The open movement has seen great successes across different domains – from a booming world of open-source software that helps to power industry, government and DSI alike, to deepening reservoirs of open data that lay the foundation for exciting applications of machine-enhanced collective intelligence, and much more.
But the movement also faces grave challenges, to which it urgently needs to find answers if it is to provide a significant counterweight to dangerous trends such as government censorship, data centralisation, opaque algorithmic decision-making and monopolistic tendencies. As noted in Section 3, the global open movement has often tended toward fragmentation, which can stand in the way of advancing its agenda and gaining more widespread support among the public and policymakers.
We see the potential for a bright future in which openness becomes the default paradigm for the digital world. Getting there will take effort, coordination, and political and public will.
As highlighted throughout this report, our ability to create a future that is more equitable, innovative and prosperous for all is dependent on our ability to promote and embrace the principles, values and practices of the open movement. We want to see societies where citizens have access and control over data and knowledge and feel empowered to collaboratively use it to tackle social and environmental challenges. We want to see transparent and accountable government institutions. We want to see an internet that is open, people-centric and equitable. We want emerging and established technologies to be used as tools for empowerment, education, democracy, community cohesion, climate action and healthcare.
For this to happen, we need new rules for the new digital world.
Adopting the economic principles of competition, market monopolisation and profit-making to the ways we govern our digital world has so far yielded benefits for the few, not the many. We need to openly discuss the dangers of a closed digital world built on proprietary information and software and platform lock-in strategies. We need an open digital ecosystem, providing the necessary resources for DSI to exist alongside commercial services. We need a new, distributed model of data-ownership in Europe, that is not only in the hands of a few non-European for-profit driven companies. We need new forms of stewardship for data and open data - neither centralising data within big tech companies nor within the state, but bringing together governments and civil society to construct proper infrastructure, build skills, and hold the powerful to account.
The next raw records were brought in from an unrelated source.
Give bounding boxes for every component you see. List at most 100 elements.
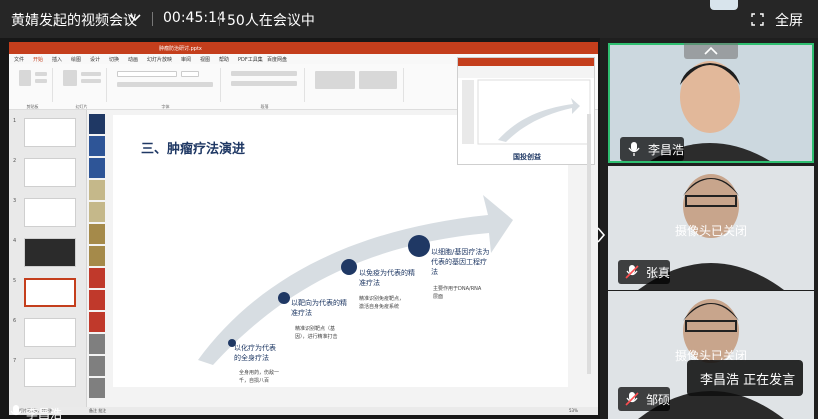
menu-item[interactable]: 幻灯片放映 (147, 56, 172, 63)
preview-label: 国投创益 (513, 153, 541, 161)
tab-cell (89, 136, 105, 156)
list-buttons[interactable] (231, 71, 297, 76)
tab-cell (89, 378, 105, 398)
layout-button[interactable] (81, 72, 101, 76)
menu-item[interactable]: 设计 (90, 56, 100, 63)
menu-item[interactable]: 开始 (33, 56, 43, 63)
copy-icon[interactable] (35, 79, 47, 83)
active-speaker-toast: 李昌浩 正在发言 (687, 360, 803, 396)
thumb-number: 3 (13, 198, 17, 204)
ppt-titlebar: 肿瘤防治研讨.pptx (9, 42, 598, 54)
ribbon-group-paragraph: 段落 (225, 68, 305, 109)
tab-cell (89, 246, 105, 266)
tab-cell (89, 312, 105, 332)
menu-item[interactable]: 审阅 (181, 56, 191, 63)
shared-screen: 肿瘤防治研讨.pptx 文件 开始 插入 绘图 设计 切换 动画 幻灯片放映 审… (0, 38, 606, 419)
quick-styles-button[interactable] (359, 71, 397, 89)
slide-thumbnail-active[interactable] (24, 278, 76, 307)
slide-thumbnail-pane: 1 2 3 4 5 6 7 (9, 110, 87, 407)
new-slide-icon[interactable] (63, 70, 77, 86)
menu-item[interactable]: 绘图 (71, 56, 81, 63)
meeting-window: 黄婧发起的视频会议 00:45:14 50人在会议中 全屏 肿瘤防治研讨.ppt… (0, 0, 818, 419)
meeting-topbar: 黄婧发起的视频会议 00:45:14 50人在会议中 全屏 (0, 0, 818, 38)
ppt-status-bar: 幻灯片第5张，共9张 备注 批注 53% (9, 407, 598, 415)
tab-cell (89, 180, 105, 200)
stage-1-title: 以化疗为代表的全身疗法 (234, 344, 276, 362)
camera-off-status: 摄像头已关闭 (674, 224, 747, 238)
menu-item[interactable]: 百度网盘 (267, 56, 287, 63)
tab-cell (89, 268, 105, 288)
font-family-select[interactable] (117, 71, 177, 77)
active-speaker-text: 李昌浩 正在发言 (700, 373, 796, 388)
tab-cell (89, 158, 105, 178)
speaker-name-tag: 李昌浩 (620, 137, 684, 161)
participant-name: 邹硕 (646, 393, 671, 407)
participant-count[interactable]: 50人在会议中 (227, 10, 315, 30)
divider (219, 12, 220, 26)
font-format-buttons[interactable] (117, 82, 213, 87)
menu-item[interactable]: 动画 (128, 56, 138, 63)
thumb-number: 2 (13, 158, 17, 164)
chevron-up-icon (704, 46, 718, 55)
meeting-timer: 00:45:14 (163, 10, 226, 26)
app-logo-icon (710, 0, 738, 10)
chevron-right-icon[interactable] (594, 220, 608, 250)
slide-thumbnail[interactable] (24, 118, 76, 147)
paste-icon[interactable] (19, 70, 31, 86)
menu-item[interactable]: 插入 (52, 56, 62, 63)
ribbon-group-clipboard: 剪贴板 (13, 68, 53, 109)
menu-item[interactable]: 文件 (14, 56, 24, 63)
align-buttons[interactable] (231, 81, 297, 86)
microphone-icon (628, 142, 640, 156)
collapse-participants-button[interactable] (684, 43, 738, 59)
color-tab-strip (89, 114, 115, 398)
powerpoint-window: 肿瘤防治研讨.pptx 文件 开始 插入 绘图 设计 切换 动画 幻灯片放映 审… (9, 42, 598, 415)
zoom-level[interactable]: 53% (569, 408, 578, 413)
vertical-scrollbar[interactable] (587, 114, 591, 374)
menu-item[interactable]: 帮助 (219, 56, 229, 63)
microphone-icon[interactable] (10, 405, 22, 419)
fullscreen-icon[interactable] (751, 13, 764, 26)
tab-cell (89, 224, 105, 244)
tab-cell (89, 202, 105, 222)
stage-2-title: 以靶向为代表的精准疗法 (291, 299, 347, 317)
slide-thumbnail[interactable] (24, 358, 76, 387)
tab-cell (89, 114, 105, 134)
stage-1-detail: 全身用药，伤敌一千，自损八百 (239, 370, 280, 384)
slide-thumbnail[interactable] (24, 158, 76, 187)
stage-4-title: 以细胞/基因疗法为代表的基因工程疗法 (431, 248, 490, 276)
thumb-number: 4 (13, 238, 17, 244)
presenter-preview: 国投创益 (457, 57, 595, 165)
fullscreen-button[interactable]: 全屏 (775, 10, 803, 30)
menu-item[interactable]: 视图 (200, 56, 210, 63)
menu-item[interactable]: 切换 (109, 56, 119, 63)
slide-thumbnail[interactable] (24, 198, 76, 227)
stage-2-detail: 精准识别靶点（基因），进行精准打击 (295, 326, 338, 340)
stage-3-dot (341, 259, 357, 275)
participant-tile-camera-off[interactable]: 摄像头已关闭 邹硕 (608, 291, 814, 419)
participant-tile-speaker[interactable]: 李昌浩 (608, 43, 814, 163)
chevron-down-icon[interactable] (128, 9, 142, 25)
font-size-select[interactable] (181, 71, 199, 77)
participant-tile-camera-off[interactable]: 摄像头已关闭 张真 (608, 166, 814, 290)
tab-cell (89, 356, 105, 376)
reset-button[interactable] (81, 79, 101, 83)
tab-cell (89, 334, 105, 354)
participant-name-tag: 张真 (618, 260, 670, 284)
menu-item[interactable]: PDF工具集 (238, 56, 263, 63)
stage-4-detail: 主要作用于DNA/RNA层面 (433, 286, 482, 300)
cut-icon[interactable] (35, 72, 47, 76)
meeting-title[interactable]: 黄婧发起的视频会议 (11, 10, 137, 30)
ribbon-group-label: 段落 (260, 104, 269, 109)
ribbon-group-slides: 幻灯片 (57, 68, 107, 109)
status-notes[interactable]: 备注 批注 (89, 408, 106, 414)
shapes-gallery[interactable] (315, 71, 355, 89)
stage-2-dot (278, 292, 290, 304)
stage-3-detail: 精准识别免疫靶点，激活自身免疫系统 (359, 296, 405, 310)
thumb-number: 5 (13, 278, 17, 284)
ribbon-group-font: 字体 (111, 68, 221, 109)
slide-thumbnail[interactable] (24, 238, 76, 267)
slide-thumbnail[interactable] (24, 318, 76, 347)
ribbon-group-label: 字体 (161, 104, 170, 109)
stage-3-title: 以免疫为代表的精准疗法 (359, 269, 415, 287)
We need a coherent, structured open movement - a broad church with a unifying goal but which can shelter the diverse interests and demands of different trends within the movement. Without a shared message, a unifying call to action and a collaborative vision for the future, we will not be able to create the digital world we want. Ultimately, it is only by our collective social and political action that we can effect the large-scale reforms we need to create a better, open, digital tomorrow.